Completely different from the world I’d been in for 20+ years — technology.

I’d always been interested in health and wellness and had taken a year-long certification course about five years earlier, but I never thought I’d actually do anything with it. Now, suddenly, I had the chance.

And I loved it.
I loved working for myself, on my own terms. I didn’t mind the long days — 8, 10, even 12 hours — because I was energized. I’d fall into flow every day.

That’s when I started to understand where my burnout had really come from.

It Wasn’t the Work — It Was the Environment

It wasn’t that I’d worked too hard, or that I’d burned out on technology itself.
It was the politics.

It was working for a company that didn’t care about me — where I was just a name on a list. When it came down to it, if I fit the criteria, I was gone.

I had been giving my time, energy, and loyalty to something that didn’t give anything back.

I came to that realization when I eventually started taking on tech work again — but this time, on my own terms.

My health coaching business wasn’t taking off as quickly as I’d hoped. It was something totally new, and I didn’t have the same confidence there that I’d always had in technology.

So I decided to go back to tech part-time — doing what I loved and knew well, but in a way that worked for me.

That’s when it clicked: it wasn’t technology that had burned me out — it was the corporate environment.

All the politics.
All the pointless meetings.
All the pretending to care about people when, really, it was about saving their own a**.

What I’d lost was pride — that feeling that my work mattered.

Burnout Doesn’t Look the Same for Everyone

That’s the thing about burnout — it’s not one-size-fits-all.

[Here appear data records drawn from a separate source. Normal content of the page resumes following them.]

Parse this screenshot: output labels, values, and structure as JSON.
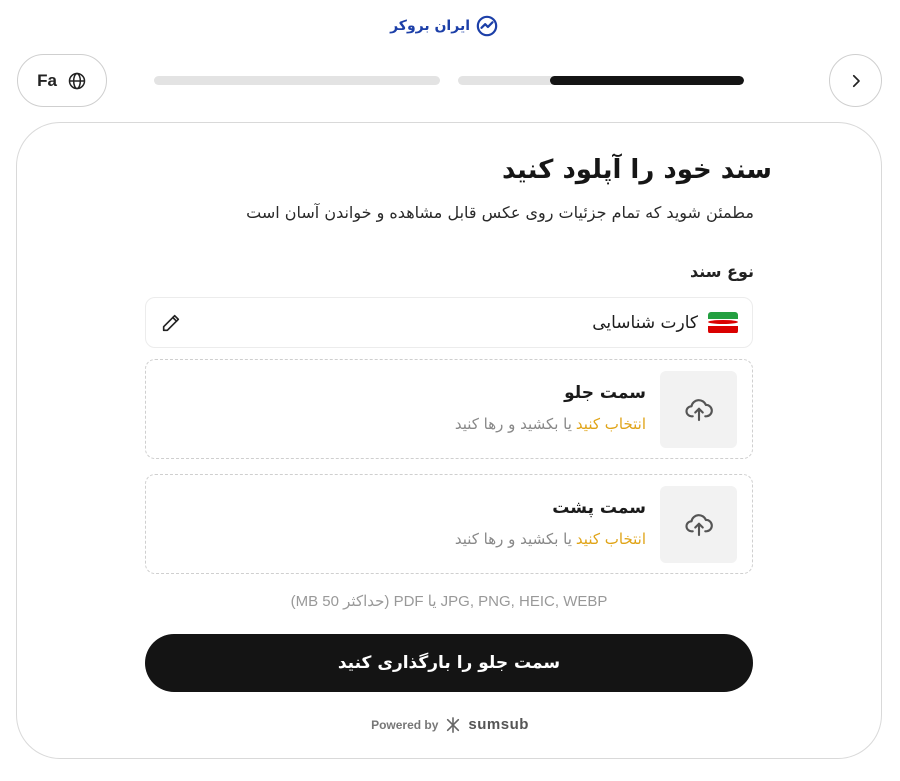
{
  "header": {
    "logo_text": "ایران بروکر",
    "language_label": "Fa",
    "progress": [
      {
        "fill": 0.0
      },
      {
        "fill": 0.68
      }
    ]
  },
  "page": {
    "title": "سند خود را آپلود کنید",
    "subtitle": "مطمئن شوید که تمام جزئیات روی عکس قابل مشاهده و خواندن آسان است",
    "document_type_label": "نوع سند",
    "document_type_value": "کارت شناسایی"
  },
  "uploads": [
    {
      "title": "سمت جلو",
      "hint_link": "انتخاب کنید",
      "hint_rest": "یا بکشید و رها کنید"
    },
    {
      "title": "سمت پشت",
      "hint_link": "انتخاب کنید",
      "hint_rest": "یا بکشید و رها کنید"
    }
  ],
  "formats_note": "JPG, PNG, HEIC, WEBP یا PDF (حداکثر 50 MB)",
  "primary_button": "سمت جلو را بارگذاری کنید",
  "footer": {
    "powered_by": "Powered by",
    "brand": "sumsub"
  },
  "colors": {
    "accent": "#e0a418",
    "primary": "#141414",
    "logo_blue": "#1c3fa8"
  },
  "icons": {
    "logo": "chart-check-icon",
    "language": "globe-icon",
    "nav": "chevron-right-icon",
    "edit": "pencil-icon",
    "upload": "cloud-upload-icon",
    "flag": "iran-flag-icon"
  }
}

For some people, it’s solved with a real vacation — one where you actually unplug.
For others, it’s taking on a new challenge or finding meaning in a different corner of their work.
And for some of us, it takes a much bigger transformation — a total reset of what we want and how we define success.

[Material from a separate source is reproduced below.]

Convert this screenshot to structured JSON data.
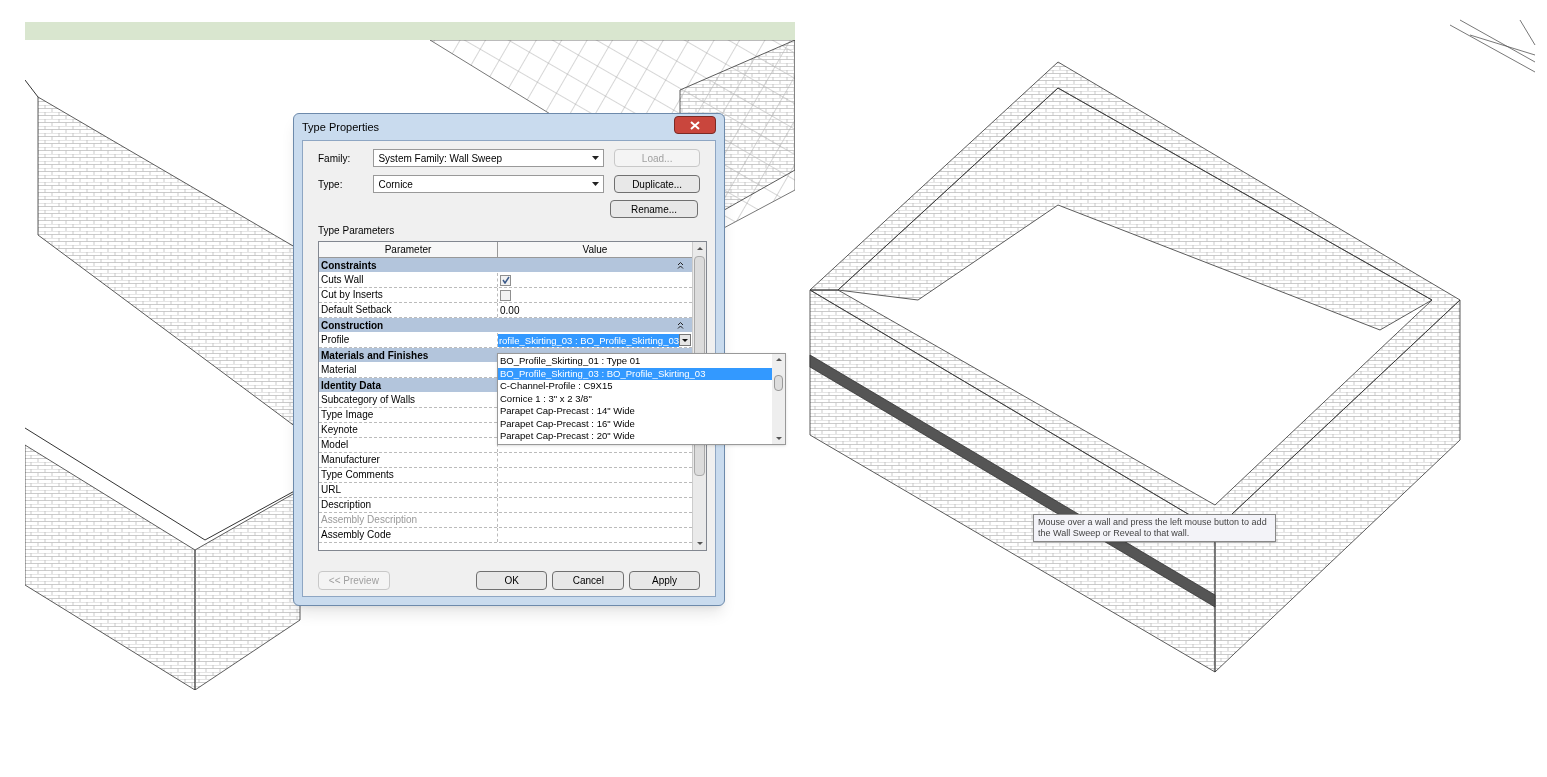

If you’re feeling burned out, try a few things before making any big decisions:

  • Take real time off. Not a long weekend where you check your email “just in case.” Unplug completely. Let your brain reset.
  • Find fulfillment outside of work. Maybe it’s a new hobby, volunteering, or joining a networking group. Sometimes, balance comes from adding joy elsewhere.
  • Seek new challenges at work. A special project, a stretch role, or mentoring someone new can reignite your spark.
  • And if none of that helps… it might be time for something new. A new role, a new company, or even a new career.

There’s no shame in that.

Sometimes burnout isn’t a sign that you’re broken — it’s a signal that you’ve outgrown where you are.

If you need someone to talk it through with, I’d love to help however I can.
amy@thesmarttechcoach.com

Remember: burnout looks different for everyone — and so does recovery.
The important thing is to give yourself permission to find what works for you.